As St. John of the Cross, the great Spanish mystic, explains – the answer to your longing, desires and more will always be the dying and rising Christ. From The Ascent of Mount Carmel (Lib 2, cap. 22):
The principal reason why the Old Law permitted us to ask questions of God, and why prophets and priests had to seek visions and revelations of God, was because at that time faith had no firm foundation and the law of the Gospel was not yet established; and thus it was necessary that men should inquire of God and that he should speak, whether by words or by visions and revelations or whether by figures and images or by many other ways of expressing His meaning. For all that he answered and revealed belonged to the mysteries of our faith and things touching it or leading to it.
But now that the faith is founded in Christ, now that in this era of grace the law of the Gospel has been made manifest, there is no reason to inquire of God in that manner nor for him to speak to us or answer us as he did then.

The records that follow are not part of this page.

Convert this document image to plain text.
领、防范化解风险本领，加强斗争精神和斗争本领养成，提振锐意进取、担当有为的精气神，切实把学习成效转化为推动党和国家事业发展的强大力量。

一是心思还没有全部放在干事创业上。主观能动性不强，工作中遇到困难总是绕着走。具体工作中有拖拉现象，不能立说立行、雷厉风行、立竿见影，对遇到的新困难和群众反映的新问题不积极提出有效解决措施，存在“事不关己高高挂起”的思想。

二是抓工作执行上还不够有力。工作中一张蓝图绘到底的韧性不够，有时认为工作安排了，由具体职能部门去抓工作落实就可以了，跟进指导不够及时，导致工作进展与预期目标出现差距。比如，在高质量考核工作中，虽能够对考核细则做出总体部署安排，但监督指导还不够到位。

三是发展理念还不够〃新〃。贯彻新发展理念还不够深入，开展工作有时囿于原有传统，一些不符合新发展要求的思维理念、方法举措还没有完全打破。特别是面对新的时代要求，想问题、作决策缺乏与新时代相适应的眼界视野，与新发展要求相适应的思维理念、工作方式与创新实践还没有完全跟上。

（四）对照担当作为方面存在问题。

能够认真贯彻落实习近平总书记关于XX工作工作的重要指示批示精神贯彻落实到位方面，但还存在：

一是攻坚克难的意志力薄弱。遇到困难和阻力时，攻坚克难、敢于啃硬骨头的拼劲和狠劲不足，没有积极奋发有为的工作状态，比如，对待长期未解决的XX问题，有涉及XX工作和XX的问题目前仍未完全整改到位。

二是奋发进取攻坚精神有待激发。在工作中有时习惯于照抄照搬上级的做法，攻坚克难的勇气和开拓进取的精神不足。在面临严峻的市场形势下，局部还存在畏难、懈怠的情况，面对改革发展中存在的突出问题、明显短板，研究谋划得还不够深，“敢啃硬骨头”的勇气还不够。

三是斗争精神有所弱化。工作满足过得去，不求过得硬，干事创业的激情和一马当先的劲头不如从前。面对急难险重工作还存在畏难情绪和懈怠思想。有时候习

For, in giving us, as he did, his Son, who is his one and only Word, he spoke to us once and for all, in this single Word, and he has no occasion to speak further.
And this is the meaning of that passage with which the Letter to the Hebrews begins, trying to persuade the Hebrews that they should abandon those first ways of dealing and communicating with God which are in the law of Moses, and should set their eyes on Christ alone: At various times in the past and in various different ways, God spoke to our ancestors through the prophets; but in our own time, in the last days, he has spoken to us through his Son [Hebrews 1:1-2].
That is, God has said so much about so many things through his Word that nothing more is needed, since that which he revealed partially in the past through the prophets, he has now revealed completely by giving us the All, which is his Son.
Therefore, if someone were now to ask questions of God or seek any vision or revelation, he would not only be acting foolishly but would be committing an offense against God – for he should set his eyes altogether upon Christ and seek nothing beyond Christ.
God might answer him after this manner, saying: This is My beloved Son, in whom I am well pleased; listen to him. I have spoken all things to you in my Word. Set your eyes on him alone, for in him I have spoken and revealed to thee all things, and in him you shall find more than you ask for, even more than you want.
I descended upon him with my Spirit on Mount Tabor and said This is My beloved Son, in whom I am well pleased; listen to him. You have no reason to ask for new teaching or new answers from me because if I spoke to you in the past then it was to promise Christ. If people asked questions of me in the past, then their questions were really a desire of Christ and a hope for his coming. For in him they were to find all good things, as has now been revealed in the teaching of the Evangelists and the Apostles.